This project performs speaker diarization and targeted voice separation using the pyannote.audio
library.
It identifies and processes specific speaker segments from audio files, combining them into a single output file.
- Diarizes audio to detect different speakers.
- Filters speaker segments based on duration and speaker matching.
- Merges and saves targeted audio segments into a single output file.

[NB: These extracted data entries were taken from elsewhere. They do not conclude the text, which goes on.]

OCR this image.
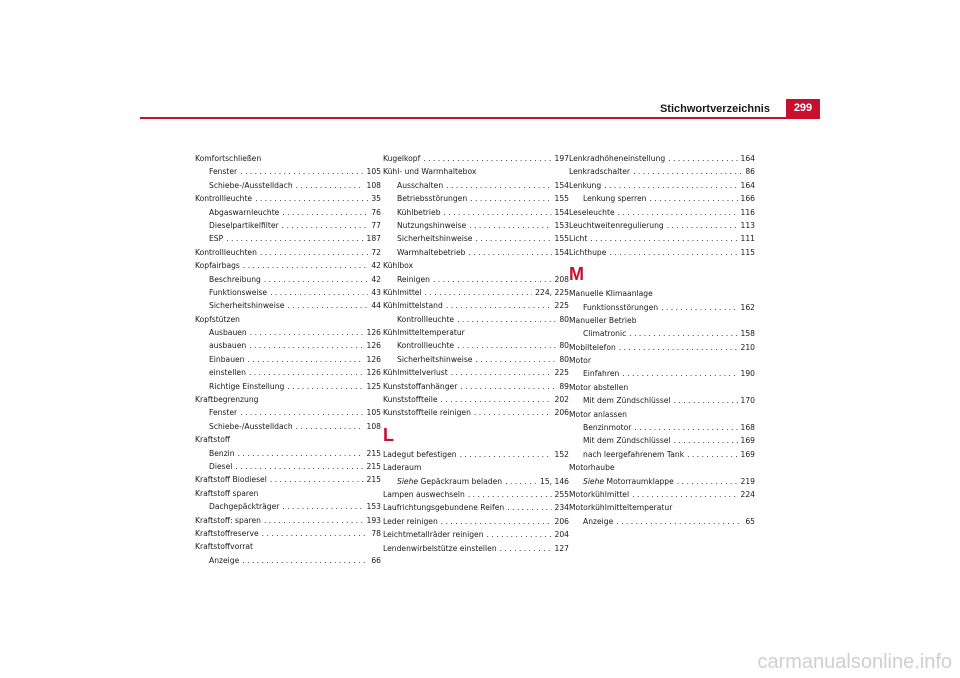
Stichwortverzeichnis	299
Komfortschließen
Fenster . . .	105
Schiebe-/Ausstelldach . . .	108
Kontrollleuchte . . .	35
Abgaswarnleuchte . . .	76
Dieselpartikelfilter . . .	77
ESP . . .	187
Kontrollleuchten . . .	72
Kopfairbags . . .	42
Beschreibung . . .	42
Funktionsweise . . .	43
Sicherheitshinweise . . .	44
Kopfstützen
Ausbauen . . .	126
ausbauen . . .	126
Einbauen . . .	126
einstellen . . .	126
Richtige Einstellung . . .	125
Kraftbegrenzung
Fenster . . .	105
Schiebe-/Ausstelldach . . .	108
Kraftstoff
Benzin . . .	215
Diesel . . .	215
Kraftstoff Biodiesel . . .	215
Kraftstoff sparen
Dachgepäckträger . . .	153
Kraftstoff: sparen . . .	193
Kraftstoffreserve . . .	78
Kraftstoffvorrat
Anzeige . . .	66
Kugelkopf . . .	197
Kühl- und Warmhaltebox
Ausschalten . . .	154
Betriebsstörungen . . .	155
Kühlbetrieb . . .	154
Nutzungshinweise . . .	153
Sicherheitshinweise . . .	155
Warmhaltebetrieb . . .	154
Kühlbox
Reinigen . . .	208
Kühlmittel . . .	224, 225
Kühlmittelstand . . .	225
Kontrollleuchte . . .	80
Kühlmitteltemperatur
Kontrollleuchte . . .	80
Sicherheitshinweise . . .	80
Kühlmittelverlust . . .	225
Kunststoffanhänger . . .	89
Kunststoffteile . . .	202
Kunststoffteile reinigen . . .	206
L
Ladegut befestigen . . .	152
Laderaum
Siehe Gepäckraum beladen . . .	15, 146
Lampen auswechseln . . .	255
Laufrichtungsgebundene Reifen . . .	234
Leder reinigen . . .	206
Leichtmetallräder reinigen . . .	204
Lendenwirbelstütze einstellen . . .	127
Lenkradhöheneinstellung . . .	164
Lenkradschalter . . .	86
Lenkung . . .	164
Lenkung sperren . . .	166
Leseleuchte . . .	116
Leuchtweitenregulierung . . .	113
Licht . . .	111
Lichthupe . . .	115
M
Manuelle Klimaanlage
Funktionsstörungen . . .	162
Manueller Betrieb
Climatronic . . .	158
Mobiltelefon . . .	210
Motor
Einfahren . . .	190
Motor abstellen
Mit dem Zündschlüssel . . .	170
Motor anlassen
Benzinmotor . . .	168
Mit dem Zündschlüssel . . .	169
nach leergefahrenem Tank . . .	169
Motorhaube
Siehe Motorraumklappe . . .	219
Motorkühlmittel . . .	224
Motorkühlmitteltemperatur
Anzeige . . .	65
carmanualsonline.info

git clone https://github.com/Chiyan200/targeted-voice-separation.git cd targeted-voice-separation.git
### **2. Install Dependencies**
Install the required Python packages from the requirements.txt file
### **3. Set Up Environment Variables**
Create a .env file in the root directory and add your Hugging Face token:
HF_TOKEN=your_hugging_face_token
### **4. Prepare Audio Files**
Place the dataset audio files in the audioData/dataset folder.
Provide the target voice file as target_voice_path.
### **5. Run the Script**
Place the dataset audio files in the audioData/dataset folder.

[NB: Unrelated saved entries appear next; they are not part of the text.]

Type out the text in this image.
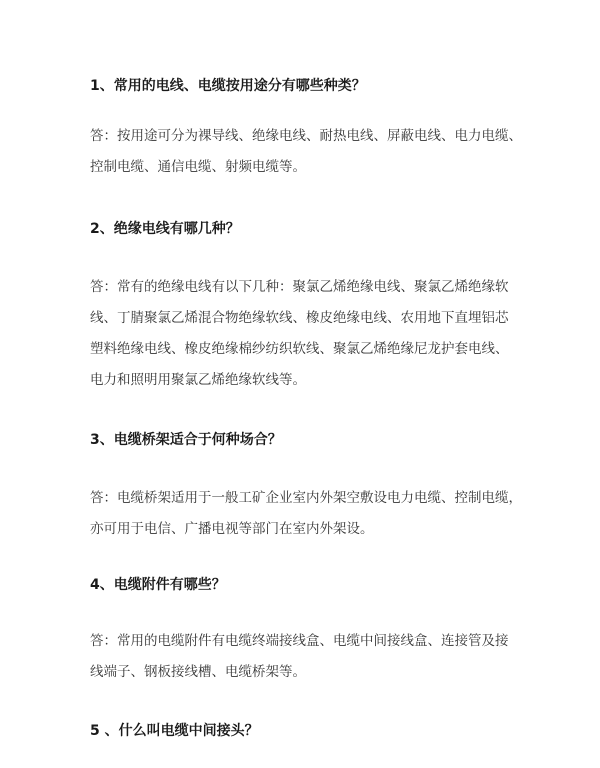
1、常用的电线、电缆按用途分有哪些种类？
答：按用途可分为裸导线、绝缘电线、耐热电线、屏蔽电线、电力电缆、
控制电缆、通信电缆、射频电缆等。
2、绝缘电线有哪几种？
答：常有的绝缘电线有以下几种：聚氯乙烯绝缘电线、聚氯乙烯绝缘软
线、丁腈聚氯乙烯混合物绝缘软线、橡皮绝缘电线、农用地下直埋铝芯
塑料绝缘电线、橡皮绝缘棉纱纺织软线、聚氯乙烯绝缘尼龙护套电线、
电力和照明用聚氯乙烯绝缘软线等。
3、电缆桥架适合于何种场合？
答：电缆桥架适用于一般工矿企业室内外架空敷设电力电缆、控制电缆，
亦可用于电信、广播电视等部门在室内外架设。
4、电缆附件有哪些？
答：常用的电缆附件有电缆终端接线盒、电缆中间接线盒、连接管及接
线端子、钢板接线槽、电缆桥架等。
5 、什么叫电缆中间接头？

Provide the target voice file as target_voice_path.
python script_name.py
### **5. Project Structure**
.
├── audioData/
│ ├── dataset/ # Folder for input audio files
│ ├── segment/ # Folder for processed audio output
├── json/ # Folder for diarization JSON outputs
├── script_name.py # Main Python script
├── requirements.txt # Python dependencies
├── .env # Environment variables
└── README.md # Documentation
Functions
Diarization
Performs speaker diarization and filters speaker data based on minimum duration.
predictSpeaker
Filters the diarization data to include segments for the targeted speaker.
process_and_save_audio
Cuts and merges specific audio segments into a single waveform based on diarization results.
Output
A JSON file containing diarization results is saved in the json/ folder.
A merged WAV file containing targeted audio segments is saved in the specified output path.